Avustralyalı ödül sahibi gazeteci Peter Greste Aralık ortasında olağan bir haber takibi için Mısır'a gitti. Bu ülkeye ilk gidişiydi.
Al Jazeera'nın bir tür ofis oluşturduğu, Nil kıyısındaki pahalı otele yerleşti ve yapacağı habere hazırlanmak için sıkı bir okumaya girişti.
'Terör hücresi' oldular
Al Jazeera'dan önce uzun yıllar BBC'de çalışmış olan tecrübeli muhabir bundan yalnızca iki hafta sonra kendisi haber oldu.

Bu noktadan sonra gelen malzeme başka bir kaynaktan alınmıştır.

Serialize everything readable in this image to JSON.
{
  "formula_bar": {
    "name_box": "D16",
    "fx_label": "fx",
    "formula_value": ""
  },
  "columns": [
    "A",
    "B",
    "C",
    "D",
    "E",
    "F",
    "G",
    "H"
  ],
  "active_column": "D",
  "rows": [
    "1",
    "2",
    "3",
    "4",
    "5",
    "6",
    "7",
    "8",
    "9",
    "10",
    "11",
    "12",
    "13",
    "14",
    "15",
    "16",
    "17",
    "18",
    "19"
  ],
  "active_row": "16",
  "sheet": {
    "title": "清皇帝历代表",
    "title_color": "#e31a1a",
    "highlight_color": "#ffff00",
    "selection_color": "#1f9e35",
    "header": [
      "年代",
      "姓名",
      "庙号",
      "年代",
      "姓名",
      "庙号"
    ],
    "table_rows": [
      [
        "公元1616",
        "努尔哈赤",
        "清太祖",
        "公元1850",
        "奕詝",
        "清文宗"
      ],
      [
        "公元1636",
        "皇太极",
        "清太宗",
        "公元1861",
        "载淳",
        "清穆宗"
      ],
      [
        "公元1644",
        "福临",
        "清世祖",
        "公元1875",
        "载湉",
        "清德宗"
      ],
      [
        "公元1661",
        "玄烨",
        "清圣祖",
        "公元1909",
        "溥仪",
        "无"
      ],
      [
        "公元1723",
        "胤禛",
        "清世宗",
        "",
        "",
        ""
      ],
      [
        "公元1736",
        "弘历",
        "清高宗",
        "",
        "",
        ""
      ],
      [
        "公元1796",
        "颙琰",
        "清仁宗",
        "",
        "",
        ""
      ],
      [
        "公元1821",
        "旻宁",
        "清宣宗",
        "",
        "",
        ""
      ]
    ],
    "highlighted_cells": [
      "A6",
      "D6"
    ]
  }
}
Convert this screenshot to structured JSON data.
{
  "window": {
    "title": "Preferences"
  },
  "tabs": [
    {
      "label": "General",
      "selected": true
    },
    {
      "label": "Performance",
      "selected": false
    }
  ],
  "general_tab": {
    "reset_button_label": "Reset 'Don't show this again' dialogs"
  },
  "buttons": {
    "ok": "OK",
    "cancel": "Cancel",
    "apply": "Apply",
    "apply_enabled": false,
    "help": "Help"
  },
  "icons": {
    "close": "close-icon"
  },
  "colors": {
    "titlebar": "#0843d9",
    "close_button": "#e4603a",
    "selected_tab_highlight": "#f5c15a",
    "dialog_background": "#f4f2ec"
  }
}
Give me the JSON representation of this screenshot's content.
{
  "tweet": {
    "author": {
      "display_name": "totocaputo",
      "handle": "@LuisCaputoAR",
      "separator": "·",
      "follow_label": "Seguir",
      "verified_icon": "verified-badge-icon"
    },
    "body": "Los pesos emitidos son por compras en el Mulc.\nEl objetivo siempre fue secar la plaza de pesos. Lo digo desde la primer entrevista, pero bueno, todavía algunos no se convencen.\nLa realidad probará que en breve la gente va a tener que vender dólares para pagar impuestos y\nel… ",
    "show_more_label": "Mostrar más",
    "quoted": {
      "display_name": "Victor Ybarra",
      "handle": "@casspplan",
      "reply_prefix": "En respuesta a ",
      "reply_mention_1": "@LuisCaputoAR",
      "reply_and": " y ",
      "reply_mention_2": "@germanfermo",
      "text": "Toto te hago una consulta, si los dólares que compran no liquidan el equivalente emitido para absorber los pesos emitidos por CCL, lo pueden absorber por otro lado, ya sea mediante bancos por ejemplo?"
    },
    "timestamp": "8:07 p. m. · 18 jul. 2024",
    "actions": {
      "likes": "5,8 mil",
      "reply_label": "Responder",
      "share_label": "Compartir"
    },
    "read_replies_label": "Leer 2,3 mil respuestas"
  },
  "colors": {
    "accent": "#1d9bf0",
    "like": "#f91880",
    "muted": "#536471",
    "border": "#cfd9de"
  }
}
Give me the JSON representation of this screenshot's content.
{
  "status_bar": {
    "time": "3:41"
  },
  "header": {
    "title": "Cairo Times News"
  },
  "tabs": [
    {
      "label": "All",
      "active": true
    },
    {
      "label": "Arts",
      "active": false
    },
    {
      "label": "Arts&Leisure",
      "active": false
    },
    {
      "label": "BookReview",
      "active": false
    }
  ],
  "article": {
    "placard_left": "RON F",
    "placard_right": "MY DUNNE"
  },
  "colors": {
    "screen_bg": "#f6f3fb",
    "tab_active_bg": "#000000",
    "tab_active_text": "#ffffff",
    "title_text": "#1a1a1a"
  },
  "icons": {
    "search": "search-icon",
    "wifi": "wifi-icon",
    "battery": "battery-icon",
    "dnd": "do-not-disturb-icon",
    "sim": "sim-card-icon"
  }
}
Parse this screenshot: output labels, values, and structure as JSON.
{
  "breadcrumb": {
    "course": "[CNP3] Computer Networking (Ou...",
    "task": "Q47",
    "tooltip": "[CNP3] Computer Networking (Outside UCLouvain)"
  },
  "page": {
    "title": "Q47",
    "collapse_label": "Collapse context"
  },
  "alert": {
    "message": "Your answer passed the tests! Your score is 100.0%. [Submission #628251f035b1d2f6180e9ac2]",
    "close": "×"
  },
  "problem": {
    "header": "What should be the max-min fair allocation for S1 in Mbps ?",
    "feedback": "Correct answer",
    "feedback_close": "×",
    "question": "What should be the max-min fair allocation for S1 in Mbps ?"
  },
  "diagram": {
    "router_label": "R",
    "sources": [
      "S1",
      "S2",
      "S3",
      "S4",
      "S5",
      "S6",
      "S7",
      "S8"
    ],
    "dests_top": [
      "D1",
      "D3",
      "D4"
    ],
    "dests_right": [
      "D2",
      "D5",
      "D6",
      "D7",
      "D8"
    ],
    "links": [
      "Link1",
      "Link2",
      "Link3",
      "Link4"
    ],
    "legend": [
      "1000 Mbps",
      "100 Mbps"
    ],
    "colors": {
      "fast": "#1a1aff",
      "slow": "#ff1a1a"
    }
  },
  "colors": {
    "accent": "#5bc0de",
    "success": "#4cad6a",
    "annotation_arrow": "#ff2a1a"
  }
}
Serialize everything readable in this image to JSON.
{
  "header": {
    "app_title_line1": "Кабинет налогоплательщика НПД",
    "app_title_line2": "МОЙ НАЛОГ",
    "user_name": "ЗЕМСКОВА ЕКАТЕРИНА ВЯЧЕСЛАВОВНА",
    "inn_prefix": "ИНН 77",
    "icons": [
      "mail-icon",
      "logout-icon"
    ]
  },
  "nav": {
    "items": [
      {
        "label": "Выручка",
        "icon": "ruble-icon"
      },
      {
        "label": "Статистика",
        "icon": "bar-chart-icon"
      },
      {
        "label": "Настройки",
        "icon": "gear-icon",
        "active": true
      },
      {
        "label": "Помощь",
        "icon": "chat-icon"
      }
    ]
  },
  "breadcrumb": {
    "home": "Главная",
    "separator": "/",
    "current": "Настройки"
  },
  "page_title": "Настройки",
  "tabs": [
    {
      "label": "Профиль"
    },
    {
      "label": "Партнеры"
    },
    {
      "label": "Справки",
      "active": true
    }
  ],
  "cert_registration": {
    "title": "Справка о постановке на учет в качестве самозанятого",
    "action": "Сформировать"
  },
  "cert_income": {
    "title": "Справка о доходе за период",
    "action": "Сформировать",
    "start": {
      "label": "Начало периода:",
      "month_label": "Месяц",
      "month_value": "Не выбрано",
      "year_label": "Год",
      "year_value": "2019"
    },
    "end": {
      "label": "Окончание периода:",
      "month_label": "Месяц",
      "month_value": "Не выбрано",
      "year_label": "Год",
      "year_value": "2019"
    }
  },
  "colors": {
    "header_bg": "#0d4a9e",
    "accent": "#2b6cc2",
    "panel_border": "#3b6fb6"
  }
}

Al Jazeera İngilizce'den iki meslektaşı Muhammed Adil Fehmi ve Bahir Muhammed ile birlikte tutuklandı. Kısa sürede üçlü "Marriott Terör Hücresi" diye anılmaya başlanmıştı.
Bugün Kahire'de başlayan davada, "yalan haber yapmak, terör örgütüne yardım ve yataklık yapmak ya da katılmak ve ulusal güvenliği tehlikeye atmak"la suçlanıyorlar. Burada kasdedilen Müslüman Kardeşler örgütü gazetecilerin tutuklanmasından dört gün önce "terör örgütü ilan edilmişti. Suçlu bulunmaları halinde haklarında 5 ila 15 yıl hapis cezaları isteniyor.
'Kanunlar çiğnendi'
Mısırlı yetkililer davanın ifade özgürlüğüne bir saldırı olduğunu kabul etmiyor, Al Jazeera mensuplarının basın mensubu olarak akreditasyon almadıklarını, dolayısıyla yasadışı çalıştıklarını söylüyorlar.
Bir yetkili "Yabancı basın kuruluşlarına mensup binden fazla muhabire akreditasyon verdik, özgürce çalışıyorlar. Kanunları çiğnerseniz, bu ifade özgürlüğü olamaz" diyor.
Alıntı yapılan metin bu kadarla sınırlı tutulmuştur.